BHP Billiton (ASX: BHP) may have shelved expansion plans at the Olympic Dam, but the mining giant is still on an expansion mode in other areas of operations. BHP Chief Executive Marius Kloppers disclosed on Sunday that the company will boost its coal output in Queensland by 50 per cent by hiking production at 10 per cent for the next two years.

Besides increasing production and output in Queensland, he said BHP targets a similar 50 per cent increase in copper production at its Econdida mine which is a joint venture Rio Tinto (ASX: RIO) in Brazil. The hike in production and spending will push through even if China has lower demand and BHP suffered a 35 per cent contraction in annual profit.

For these expansion plans, Mr Kloppers said BHP will spend $22 billion in 2012 spread across 20 project.
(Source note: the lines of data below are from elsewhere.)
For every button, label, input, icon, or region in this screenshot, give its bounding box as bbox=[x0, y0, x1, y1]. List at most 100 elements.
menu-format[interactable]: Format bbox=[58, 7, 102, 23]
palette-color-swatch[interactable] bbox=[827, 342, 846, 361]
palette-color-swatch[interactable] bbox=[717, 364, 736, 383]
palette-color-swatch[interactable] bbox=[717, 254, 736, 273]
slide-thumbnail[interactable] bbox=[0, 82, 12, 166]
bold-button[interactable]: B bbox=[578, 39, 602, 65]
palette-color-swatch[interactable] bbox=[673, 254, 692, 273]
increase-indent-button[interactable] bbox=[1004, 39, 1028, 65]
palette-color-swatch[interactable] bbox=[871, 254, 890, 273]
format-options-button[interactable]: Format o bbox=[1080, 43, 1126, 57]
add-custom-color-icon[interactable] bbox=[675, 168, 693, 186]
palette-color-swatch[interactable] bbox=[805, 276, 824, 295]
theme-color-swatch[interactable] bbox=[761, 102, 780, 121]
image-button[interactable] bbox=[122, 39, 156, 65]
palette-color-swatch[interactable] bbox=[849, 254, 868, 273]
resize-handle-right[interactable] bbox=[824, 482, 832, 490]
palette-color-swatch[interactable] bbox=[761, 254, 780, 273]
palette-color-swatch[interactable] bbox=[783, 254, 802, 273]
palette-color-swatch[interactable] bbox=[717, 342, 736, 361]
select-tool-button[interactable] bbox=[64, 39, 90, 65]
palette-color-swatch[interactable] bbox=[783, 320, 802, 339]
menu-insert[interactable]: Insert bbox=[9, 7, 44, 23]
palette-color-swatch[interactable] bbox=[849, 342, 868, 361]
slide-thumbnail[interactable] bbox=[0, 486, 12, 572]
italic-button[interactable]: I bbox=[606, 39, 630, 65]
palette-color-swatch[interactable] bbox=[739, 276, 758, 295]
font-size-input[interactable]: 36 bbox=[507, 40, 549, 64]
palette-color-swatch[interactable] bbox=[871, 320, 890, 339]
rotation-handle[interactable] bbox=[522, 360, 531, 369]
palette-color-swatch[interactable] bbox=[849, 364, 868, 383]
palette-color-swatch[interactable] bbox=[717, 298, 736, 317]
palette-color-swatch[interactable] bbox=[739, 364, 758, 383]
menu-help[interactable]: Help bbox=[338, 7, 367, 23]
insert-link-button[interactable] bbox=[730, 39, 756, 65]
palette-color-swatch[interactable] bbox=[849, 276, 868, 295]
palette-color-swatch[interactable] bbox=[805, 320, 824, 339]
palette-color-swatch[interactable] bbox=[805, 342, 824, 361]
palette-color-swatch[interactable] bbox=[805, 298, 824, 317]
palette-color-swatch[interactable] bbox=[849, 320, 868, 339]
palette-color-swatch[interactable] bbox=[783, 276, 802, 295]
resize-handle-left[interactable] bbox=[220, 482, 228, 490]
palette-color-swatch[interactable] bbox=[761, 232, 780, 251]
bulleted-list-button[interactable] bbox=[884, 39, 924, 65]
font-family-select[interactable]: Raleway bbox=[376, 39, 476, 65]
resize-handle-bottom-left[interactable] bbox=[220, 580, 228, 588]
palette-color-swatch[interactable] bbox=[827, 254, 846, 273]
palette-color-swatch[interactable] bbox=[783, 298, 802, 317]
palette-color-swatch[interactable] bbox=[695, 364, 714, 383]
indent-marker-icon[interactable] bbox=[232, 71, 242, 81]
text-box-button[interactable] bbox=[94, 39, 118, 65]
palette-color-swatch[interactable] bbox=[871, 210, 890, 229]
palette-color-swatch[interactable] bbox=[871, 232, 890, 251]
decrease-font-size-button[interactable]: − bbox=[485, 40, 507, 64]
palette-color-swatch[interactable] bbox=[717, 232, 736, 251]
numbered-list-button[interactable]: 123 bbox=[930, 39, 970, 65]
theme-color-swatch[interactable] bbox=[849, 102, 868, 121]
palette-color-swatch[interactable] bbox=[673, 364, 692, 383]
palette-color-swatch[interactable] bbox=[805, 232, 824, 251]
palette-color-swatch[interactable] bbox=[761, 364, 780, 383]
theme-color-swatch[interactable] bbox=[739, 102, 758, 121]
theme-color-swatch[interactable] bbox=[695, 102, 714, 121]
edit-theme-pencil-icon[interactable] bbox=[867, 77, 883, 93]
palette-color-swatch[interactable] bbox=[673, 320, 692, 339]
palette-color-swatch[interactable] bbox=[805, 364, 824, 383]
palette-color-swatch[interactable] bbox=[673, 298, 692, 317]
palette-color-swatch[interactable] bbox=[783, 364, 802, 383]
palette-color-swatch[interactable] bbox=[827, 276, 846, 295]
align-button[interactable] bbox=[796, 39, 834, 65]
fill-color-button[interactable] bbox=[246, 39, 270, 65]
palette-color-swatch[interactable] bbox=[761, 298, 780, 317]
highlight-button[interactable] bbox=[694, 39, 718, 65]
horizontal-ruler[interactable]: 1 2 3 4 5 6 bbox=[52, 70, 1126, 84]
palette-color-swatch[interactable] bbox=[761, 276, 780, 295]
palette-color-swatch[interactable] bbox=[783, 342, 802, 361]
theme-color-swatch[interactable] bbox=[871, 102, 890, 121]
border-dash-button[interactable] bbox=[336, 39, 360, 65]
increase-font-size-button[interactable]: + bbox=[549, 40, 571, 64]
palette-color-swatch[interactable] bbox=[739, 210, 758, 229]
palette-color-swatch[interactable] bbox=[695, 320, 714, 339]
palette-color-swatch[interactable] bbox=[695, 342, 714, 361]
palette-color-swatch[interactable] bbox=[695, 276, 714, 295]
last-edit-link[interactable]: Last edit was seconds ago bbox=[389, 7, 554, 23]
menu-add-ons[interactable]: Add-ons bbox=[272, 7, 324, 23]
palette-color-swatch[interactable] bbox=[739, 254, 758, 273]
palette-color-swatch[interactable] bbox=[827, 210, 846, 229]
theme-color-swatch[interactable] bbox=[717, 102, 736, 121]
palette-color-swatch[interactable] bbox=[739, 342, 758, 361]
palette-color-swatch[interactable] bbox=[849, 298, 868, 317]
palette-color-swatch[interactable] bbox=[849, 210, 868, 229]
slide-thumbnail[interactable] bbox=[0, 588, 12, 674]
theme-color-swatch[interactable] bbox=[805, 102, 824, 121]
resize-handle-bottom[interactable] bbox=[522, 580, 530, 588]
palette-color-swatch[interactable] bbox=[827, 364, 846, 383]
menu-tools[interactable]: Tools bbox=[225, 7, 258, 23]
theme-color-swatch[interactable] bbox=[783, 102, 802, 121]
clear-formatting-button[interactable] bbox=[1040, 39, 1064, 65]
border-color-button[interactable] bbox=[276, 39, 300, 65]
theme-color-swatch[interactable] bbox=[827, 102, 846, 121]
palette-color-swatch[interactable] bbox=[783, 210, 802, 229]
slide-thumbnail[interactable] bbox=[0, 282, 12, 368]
He hinted that BHP is still committed to the Olympic Dam project at a later date when business conditions are more favourable.

"The combination of high exchange rate, high cost and high energy costs which we've got in Australia at the moment is a pretty unique set of circumstances," The Australian quoted Mr Kloppers.

"If you can get any of those variable to change - plus we can make some technological breakthroughs - then we still think this is a wonderful ore body which is going to be a very major mine in due course," he explained.

Due to plummeting commodity prices in the global market, BHP reported last week a yearly profit of $15.42 billion, its first loss in three years prompting analysts to ask if Australia's mining boom has ended.

"The rate of growth in China may have slowed down a bit, (but) China's economy is very definitely still growing, and growing at the highest rate of the major economies in the world," Mr Kloppers said.

"We believe that while the absolute demand growth for products is going to be lower than we've seen in some recent years we still believe there are very attractive opportunities for our company and indeed for Australia," he said.

On Friday, BHP Billiton President for Iron Ore Jimmy Wilson said the Outer Ore project expansion in Western Australia remains part of the miner's long-term strategy, but is not its best option for the moment.

He made the assurance following the announcement on the same day by the WA Minister for Transport and the Port Hedland Port Authority approval for the development of two additional berths in the inner Harbour. However, the berths do not guarantee shipping capacity beyond BHP's current 240 metric tonnes per annum throughput allocation.